Cuba: appeasement never works

     

Rosa María Payá will be presenting an appeal for a judicial review of the conviction of Angel Carromero for the events that caused the death of her father, Oswaldo Payá, and her friend Harold Cepero.

“According to Cuban law, anyone can request a review of a criminal case and I decided to do it not only because Angel Carromero alleged that another car had intentionally hit the car he was driving, but also because the rules of due process were violated when he was prevented from providing expert evidence which would determine if the event was provoked,” she said.

Bringing freedom and democracy to totalitarian Cuba will be no easy task. Two indispensable ingredients, though, must be courage on the part of the country’s dissidents and democrats, and international solidarity with them, The Washington Post notes:

Both were on display in Havana over the past week. At the center of events was Rosa María Payá Acevedo, daughter of the late Oswaldo Payá, a recipient of the European Parliament’s Sakharov Prize for freedom of thought who lost his life in a still-unexplained 2012 car crash. Ms. Payá decided to pay tribute to her father by awarding a human rights prize in his name and chose as the first recipient Luis Almagro, the Uruguayan secretary general of the Organization of American States, who has distinguished himself through forthright condemnation of repression in Cuba’s authoritarian ally Venezuela.

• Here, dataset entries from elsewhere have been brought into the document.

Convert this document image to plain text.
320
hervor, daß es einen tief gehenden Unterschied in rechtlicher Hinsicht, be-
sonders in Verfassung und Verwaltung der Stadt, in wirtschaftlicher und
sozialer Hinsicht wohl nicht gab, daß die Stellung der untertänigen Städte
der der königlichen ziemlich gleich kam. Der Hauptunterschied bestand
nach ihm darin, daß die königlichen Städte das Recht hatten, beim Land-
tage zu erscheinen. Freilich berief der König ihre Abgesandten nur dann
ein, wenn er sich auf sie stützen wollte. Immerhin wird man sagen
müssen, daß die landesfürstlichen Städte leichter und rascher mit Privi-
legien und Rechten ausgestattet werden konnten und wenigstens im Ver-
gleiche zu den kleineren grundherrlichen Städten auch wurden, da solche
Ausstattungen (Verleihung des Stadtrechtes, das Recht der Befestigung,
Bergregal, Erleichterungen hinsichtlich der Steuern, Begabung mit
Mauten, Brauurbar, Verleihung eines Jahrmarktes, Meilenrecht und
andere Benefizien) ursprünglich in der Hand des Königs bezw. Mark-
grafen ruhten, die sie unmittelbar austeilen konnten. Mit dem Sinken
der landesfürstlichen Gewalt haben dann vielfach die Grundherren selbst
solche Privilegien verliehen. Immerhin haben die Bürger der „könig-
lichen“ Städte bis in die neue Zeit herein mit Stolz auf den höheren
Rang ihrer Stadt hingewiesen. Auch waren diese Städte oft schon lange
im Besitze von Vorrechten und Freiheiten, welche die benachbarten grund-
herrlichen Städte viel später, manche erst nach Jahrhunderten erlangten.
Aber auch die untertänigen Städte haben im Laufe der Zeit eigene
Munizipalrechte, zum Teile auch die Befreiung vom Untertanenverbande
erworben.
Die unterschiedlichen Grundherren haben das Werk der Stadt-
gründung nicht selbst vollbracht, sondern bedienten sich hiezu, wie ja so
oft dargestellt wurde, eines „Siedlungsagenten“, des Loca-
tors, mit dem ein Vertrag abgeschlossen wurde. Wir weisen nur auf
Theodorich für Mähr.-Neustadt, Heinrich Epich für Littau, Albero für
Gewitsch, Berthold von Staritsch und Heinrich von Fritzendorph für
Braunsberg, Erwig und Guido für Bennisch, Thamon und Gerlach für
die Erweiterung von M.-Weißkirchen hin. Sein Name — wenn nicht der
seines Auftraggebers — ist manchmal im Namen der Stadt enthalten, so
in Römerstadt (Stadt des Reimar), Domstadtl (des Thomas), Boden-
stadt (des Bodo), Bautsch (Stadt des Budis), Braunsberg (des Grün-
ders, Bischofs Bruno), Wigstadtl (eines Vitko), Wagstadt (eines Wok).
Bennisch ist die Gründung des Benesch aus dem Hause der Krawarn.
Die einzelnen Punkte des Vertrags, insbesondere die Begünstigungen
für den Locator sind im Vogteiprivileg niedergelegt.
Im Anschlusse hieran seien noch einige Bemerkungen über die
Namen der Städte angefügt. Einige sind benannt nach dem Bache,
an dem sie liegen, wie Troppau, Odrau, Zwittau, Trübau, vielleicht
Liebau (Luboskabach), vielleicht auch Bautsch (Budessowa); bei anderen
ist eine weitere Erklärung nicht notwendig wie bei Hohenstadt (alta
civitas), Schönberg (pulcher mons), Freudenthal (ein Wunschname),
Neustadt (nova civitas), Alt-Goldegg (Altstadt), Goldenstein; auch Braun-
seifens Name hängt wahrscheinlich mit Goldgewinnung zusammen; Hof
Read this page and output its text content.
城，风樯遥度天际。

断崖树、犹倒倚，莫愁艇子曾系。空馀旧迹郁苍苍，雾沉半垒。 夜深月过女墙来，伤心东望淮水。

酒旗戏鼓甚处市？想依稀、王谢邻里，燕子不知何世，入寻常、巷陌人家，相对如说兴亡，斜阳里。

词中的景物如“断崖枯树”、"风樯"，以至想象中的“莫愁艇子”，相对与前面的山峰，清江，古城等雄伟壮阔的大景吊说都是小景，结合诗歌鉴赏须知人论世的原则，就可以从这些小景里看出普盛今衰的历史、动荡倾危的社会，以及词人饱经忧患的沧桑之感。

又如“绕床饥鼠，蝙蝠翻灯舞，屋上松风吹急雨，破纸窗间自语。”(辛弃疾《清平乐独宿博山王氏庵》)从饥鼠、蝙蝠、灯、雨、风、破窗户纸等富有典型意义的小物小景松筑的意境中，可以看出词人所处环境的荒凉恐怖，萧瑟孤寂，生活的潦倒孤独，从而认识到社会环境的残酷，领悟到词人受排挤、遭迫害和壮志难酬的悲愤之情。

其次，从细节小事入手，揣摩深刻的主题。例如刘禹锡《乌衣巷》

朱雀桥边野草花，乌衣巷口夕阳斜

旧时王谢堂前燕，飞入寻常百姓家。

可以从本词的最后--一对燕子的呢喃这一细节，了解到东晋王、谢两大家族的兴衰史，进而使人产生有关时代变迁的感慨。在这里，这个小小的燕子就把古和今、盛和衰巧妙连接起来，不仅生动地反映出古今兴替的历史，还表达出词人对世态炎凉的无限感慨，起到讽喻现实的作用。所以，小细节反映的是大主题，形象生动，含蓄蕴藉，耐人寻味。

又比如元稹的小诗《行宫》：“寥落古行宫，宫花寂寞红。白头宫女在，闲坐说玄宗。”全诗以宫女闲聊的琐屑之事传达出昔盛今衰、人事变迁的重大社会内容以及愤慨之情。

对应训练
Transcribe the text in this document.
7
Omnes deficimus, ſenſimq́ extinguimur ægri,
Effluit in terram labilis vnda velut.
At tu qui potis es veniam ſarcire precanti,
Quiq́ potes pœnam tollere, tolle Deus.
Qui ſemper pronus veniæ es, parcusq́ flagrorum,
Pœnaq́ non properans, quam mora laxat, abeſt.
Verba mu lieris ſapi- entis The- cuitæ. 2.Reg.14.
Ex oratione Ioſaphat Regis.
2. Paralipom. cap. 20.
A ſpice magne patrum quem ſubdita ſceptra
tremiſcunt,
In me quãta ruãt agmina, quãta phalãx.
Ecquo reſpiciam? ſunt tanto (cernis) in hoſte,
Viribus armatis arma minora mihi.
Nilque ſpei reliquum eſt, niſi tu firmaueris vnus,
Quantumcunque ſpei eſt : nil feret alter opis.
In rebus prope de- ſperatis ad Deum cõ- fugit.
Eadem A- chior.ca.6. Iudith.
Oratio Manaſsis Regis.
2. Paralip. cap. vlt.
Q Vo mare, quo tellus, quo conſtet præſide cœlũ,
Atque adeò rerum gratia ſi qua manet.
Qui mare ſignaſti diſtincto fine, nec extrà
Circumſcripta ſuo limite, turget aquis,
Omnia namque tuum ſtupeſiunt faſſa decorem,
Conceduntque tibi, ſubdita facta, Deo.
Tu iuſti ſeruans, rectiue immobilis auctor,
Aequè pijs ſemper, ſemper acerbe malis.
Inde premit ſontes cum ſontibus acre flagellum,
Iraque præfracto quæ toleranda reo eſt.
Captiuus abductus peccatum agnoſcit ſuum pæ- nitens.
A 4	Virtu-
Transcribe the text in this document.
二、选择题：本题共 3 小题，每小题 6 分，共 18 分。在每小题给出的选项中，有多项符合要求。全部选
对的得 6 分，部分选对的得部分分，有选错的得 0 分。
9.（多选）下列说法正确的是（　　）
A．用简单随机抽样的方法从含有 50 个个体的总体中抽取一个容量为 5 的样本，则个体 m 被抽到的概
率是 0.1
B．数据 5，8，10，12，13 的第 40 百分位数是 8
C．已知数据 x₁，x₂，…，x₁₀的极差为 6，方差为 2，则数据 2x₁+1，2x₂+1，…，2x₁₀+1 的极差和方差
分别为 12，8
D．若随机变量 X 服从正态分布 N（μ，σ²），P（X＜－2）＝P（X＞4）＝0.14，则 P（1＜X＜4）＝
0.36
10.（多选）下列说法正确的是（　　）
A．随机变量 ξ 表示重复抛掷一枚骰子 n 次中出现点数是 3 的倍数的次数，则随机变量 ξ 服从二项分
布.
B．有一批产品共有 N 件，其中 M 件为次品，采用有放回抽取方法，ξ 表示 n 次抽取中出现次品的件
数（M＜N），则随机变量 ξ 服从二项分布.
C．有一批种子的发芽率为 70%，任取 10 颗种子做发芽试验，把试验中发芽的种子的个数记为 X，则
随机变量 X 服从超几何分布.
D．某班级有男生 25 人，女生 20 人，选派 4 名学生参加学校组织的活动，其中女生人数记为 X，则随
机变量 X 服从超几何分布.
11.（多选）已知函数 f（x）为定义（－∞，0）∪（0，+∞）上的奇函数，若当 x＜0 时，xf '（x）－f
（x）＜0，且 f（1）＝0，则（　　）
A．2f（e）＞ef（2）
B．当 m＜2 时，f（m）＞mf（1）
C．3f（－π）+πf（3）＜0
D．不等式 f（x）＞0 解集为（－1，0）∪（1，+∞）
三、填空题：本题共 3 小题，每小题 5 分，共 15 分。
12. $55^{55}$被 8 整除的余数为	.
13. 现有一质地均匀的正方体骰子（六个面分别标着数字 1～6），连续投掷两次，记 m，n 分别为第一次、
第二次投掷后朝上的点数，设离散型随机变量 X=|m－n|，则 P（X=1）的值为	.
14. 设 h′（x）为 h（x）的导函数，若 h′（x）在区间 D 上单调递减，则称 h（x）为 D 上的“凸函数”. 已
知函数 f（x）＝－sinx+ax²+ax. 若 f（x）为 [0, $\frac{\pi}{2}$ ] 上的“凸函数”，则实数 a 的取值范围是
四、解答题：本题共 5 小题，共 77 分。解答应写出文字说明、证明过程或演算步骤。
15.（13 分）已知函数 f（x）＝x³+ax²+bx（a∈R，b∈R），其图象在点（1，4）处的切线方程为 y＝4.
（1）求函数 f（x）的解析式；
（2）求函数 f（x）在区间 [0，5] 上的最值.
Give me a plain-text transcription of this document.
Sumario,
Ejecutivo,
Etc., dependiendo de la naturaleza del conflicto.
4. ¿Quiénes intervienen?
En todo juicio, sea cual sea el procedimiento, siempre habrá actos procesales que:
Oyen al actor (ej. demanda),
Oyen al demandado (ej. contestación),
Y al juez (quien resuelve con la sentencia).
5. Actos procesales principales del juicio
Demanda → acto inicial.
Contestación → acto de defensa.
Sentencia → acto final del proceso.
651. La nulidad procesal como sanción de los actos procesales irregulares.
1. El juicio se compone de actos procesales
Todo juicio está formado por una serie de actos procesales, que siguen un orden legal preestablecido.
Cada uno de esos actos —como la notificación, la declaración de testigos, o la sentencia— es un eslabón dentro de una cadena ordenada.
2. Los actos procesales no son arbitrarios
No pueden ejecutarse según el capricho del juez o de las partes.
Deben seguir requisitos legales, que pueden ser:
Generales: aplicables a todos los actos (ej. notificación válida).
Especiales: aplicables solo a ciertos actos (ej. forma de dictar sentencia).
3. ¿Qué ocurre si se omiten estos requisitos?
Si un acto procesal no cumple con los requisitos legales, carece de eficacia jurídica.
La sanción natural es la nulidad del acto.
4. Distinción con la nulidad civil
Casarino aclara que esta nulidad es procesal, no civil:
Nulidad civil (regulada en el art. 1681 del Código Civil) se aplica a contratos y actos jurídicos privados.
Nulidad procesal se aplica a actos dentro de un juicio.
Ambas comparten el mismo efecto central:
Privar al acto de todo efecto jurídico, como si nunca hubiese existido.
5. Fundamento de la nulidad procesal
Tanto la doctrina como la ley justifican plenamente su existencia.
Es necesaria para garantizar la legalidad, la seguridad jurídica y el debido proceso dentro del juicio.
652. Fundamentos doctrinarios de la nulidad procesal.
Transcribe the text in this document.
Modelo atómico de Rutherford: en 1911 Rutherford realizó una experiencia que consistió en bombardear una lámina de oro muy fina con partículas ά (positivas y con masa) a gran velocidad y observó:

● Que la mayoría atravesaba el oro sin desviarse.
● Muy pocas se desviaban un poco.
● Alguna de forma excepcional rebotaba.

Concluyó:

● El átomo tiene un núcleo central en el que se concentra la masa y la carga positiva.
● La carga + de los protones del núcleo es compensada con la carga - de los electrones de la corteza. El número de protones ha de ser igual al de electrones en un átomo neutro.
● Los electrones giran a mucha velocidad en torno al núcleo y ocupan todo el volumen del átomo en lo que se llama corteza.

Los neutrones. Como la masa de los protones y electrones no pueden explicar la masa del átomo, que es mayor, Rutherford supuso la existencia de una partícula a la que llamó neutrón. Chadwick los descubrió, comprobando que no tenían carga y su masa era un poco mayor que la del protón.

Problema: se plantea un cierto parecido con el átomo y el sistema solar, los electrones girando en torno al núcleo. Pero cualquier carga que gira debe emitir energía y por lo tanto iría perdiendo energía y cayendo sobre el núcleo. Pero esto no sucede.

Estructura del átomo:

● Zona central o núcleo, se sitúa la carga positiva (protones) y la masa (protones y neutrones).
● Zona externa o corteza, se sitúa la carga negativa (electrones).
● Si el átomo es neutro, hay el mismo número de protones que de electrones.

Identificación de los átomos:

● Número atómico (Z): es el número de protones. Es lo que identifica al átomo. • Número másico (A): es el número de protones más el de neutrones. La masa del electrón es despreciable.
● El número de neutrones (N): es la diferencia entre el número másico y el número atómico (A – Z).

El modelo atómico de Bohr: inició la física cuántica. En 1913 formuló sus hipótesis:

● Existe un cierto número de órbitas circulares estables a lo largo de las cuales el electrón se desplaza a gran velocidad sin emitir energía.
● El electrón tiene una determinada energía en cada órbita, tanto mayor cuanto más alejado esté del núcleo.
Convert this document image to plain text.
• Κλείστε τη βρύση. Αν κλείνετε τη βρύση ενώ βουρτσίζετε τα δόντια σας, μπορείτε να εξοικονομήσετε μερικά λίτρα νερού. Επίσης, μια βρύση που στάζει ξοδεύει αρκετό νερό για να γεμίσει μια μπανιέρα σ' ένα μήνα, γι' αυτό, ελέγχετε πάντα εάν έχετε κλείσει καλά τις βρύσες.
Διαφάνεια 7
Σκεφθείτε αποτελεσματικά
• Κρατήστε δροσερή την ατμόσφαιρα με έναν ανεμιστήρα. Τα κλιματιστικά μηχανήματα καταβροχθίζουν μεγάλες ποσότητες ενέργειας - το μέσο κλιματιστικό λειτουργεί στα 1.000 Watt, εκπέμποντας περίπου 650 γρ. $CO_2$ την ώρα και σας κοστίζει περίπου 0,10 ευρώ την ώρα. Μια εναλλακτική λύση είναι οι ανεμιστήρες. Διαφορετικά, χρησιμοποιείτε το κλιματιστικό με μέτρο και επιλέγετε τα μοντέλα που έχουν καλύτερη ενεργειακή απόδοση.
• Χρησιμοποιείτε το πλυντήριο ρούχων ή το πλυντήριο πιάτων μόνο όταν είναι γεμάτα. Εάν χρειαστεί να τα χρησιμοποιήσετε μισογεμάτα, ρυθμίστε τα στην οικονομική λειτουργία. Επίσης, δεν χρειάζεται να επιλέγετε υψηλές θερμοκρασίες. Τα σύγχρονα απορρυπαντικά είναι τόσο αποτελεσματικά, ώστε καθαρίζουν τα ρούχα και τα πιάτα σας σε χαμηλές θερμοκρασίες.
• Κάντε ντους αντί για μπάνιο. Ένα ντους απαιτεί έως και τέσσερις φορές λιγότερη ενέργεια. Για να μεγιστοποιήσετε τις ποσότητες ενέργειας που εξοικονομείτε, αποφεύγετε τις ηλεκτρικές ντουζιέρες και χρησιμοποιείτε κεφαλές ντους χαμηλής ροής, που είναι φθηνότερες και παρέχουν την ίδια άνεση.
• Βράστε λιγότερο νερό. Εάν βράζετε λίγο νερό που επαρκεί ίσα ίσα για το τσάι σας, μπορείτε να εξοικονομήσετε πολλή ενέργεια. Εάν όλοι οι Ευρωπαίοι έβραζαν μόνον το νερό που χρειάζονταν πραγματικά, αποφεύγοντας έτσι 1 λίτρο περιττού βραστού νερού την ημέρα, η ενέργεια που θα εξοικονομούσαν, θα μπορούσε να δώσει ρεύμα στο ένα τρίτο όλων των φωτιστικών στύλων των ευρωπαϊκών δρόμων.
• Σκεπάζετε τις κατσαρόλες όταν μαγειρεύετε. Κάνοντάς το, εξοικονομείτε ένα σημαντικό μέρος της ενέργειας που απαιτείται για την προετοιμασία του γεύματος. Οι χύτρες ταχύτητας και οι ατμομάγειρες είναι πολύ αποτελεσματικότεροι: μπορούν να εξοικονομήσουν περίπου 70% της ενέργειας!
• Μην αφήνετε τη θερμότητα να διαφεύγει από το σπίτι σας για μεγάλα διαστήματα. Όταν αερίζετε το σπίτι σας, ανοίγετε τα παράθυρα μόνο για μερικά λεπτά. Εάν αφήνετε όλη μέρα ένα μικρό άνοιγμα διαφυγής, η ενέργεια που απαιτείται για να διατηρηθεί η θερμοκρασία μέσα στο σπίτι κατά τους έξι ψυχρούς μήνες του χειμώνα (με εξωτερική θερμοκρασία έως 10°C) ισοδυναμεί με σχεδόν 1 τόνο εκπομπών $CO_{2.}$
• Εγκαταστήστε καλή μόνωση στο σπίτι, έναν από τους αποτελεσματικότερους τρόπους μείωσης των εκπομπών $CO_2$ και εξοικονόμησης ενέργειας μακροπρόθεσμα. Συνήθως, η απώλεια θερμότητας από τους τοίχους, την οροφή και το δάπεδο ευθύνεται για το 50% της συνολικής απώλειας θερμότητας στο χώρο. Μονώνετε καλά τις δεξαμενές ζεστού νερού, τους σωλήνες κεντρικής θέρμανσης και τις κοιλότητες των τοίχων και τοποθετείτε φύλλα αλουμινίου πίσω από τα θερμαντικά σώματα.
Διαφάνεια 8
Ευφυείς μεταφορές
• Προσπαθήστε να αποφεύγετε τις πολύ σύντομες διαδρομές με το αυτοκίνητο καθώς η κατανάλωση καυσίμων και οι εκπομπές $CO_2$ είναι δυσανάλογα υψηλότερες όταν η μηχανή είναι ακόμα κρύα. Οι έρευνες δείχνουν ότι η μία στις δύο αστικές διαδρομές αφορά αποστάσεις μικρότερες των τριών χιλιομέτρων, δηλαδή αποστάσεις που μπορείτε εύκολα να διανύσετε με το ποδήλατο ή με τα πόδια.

“That the Almagro Affair had to do with an award named for Oswaldo Payá, a true martyr in the cause of freedom who was inspired by Christian Democratic convictions, suggests that the Castro regime and those who wish to inherit its power are nervous,” notes George Weigel, Distinguished Senior Fellow of Washington’s Ethics and Public Policy Center.

“Authoritarians confident of their position would not have reacted so stupidly to an award being given to a left-leaning, Spanish-speaking, Latin American politician — unless, that is, they were afraid that the memory of Oswaldo Payá would be rekindled in the ceremony in which Almagro received the Payá Award,” he writes for The National Review. All the more reason, then, to stop appeasing the Castro regime, and start taking steps to ensure progress in Cuba — and not just economic progress, but progress in human rights and the rule of law, adds Weigel, a board member of the National Endowment for Democracy, the Washington-based democracy assistance group.

The Cuban government is practicing abroad what it is strictly forbidden within its own borders, says Gabriel C. Salvia (left), Director General of the Centro para la Apertura y el Desarrollo de América Latina (CADAL). The regime is infringing the political reciprocity principle in bilateral relations, he writes for Latin America Goes Global.

Once again, Raúl Castro’s government finds itself exposed on the international stage, and its political dogmatism may lead several democratic countries to review their relationship with Cuba. From a democratic perspective, the reaction of the single-party Cuba, regarding the initiative of the Latin-American network “Youth for Democracy” in Havana, to give the Organization of American States (OAS) Secretary General an award as well as a posthumous recognition to the former Chilean President Patricio Aylwin, is ridiculous.

It is a historical shame that Cuba is the only Western country that is less advanced than it was in the mid 20th century, notes analyst Roberto Alvarez Quinones. The same cannot even be said of Haiti. Many Cubans on the island would be happy if the country enjoyed the same standard of living it did 60 years ago today, when it was one of the highest in Latin America.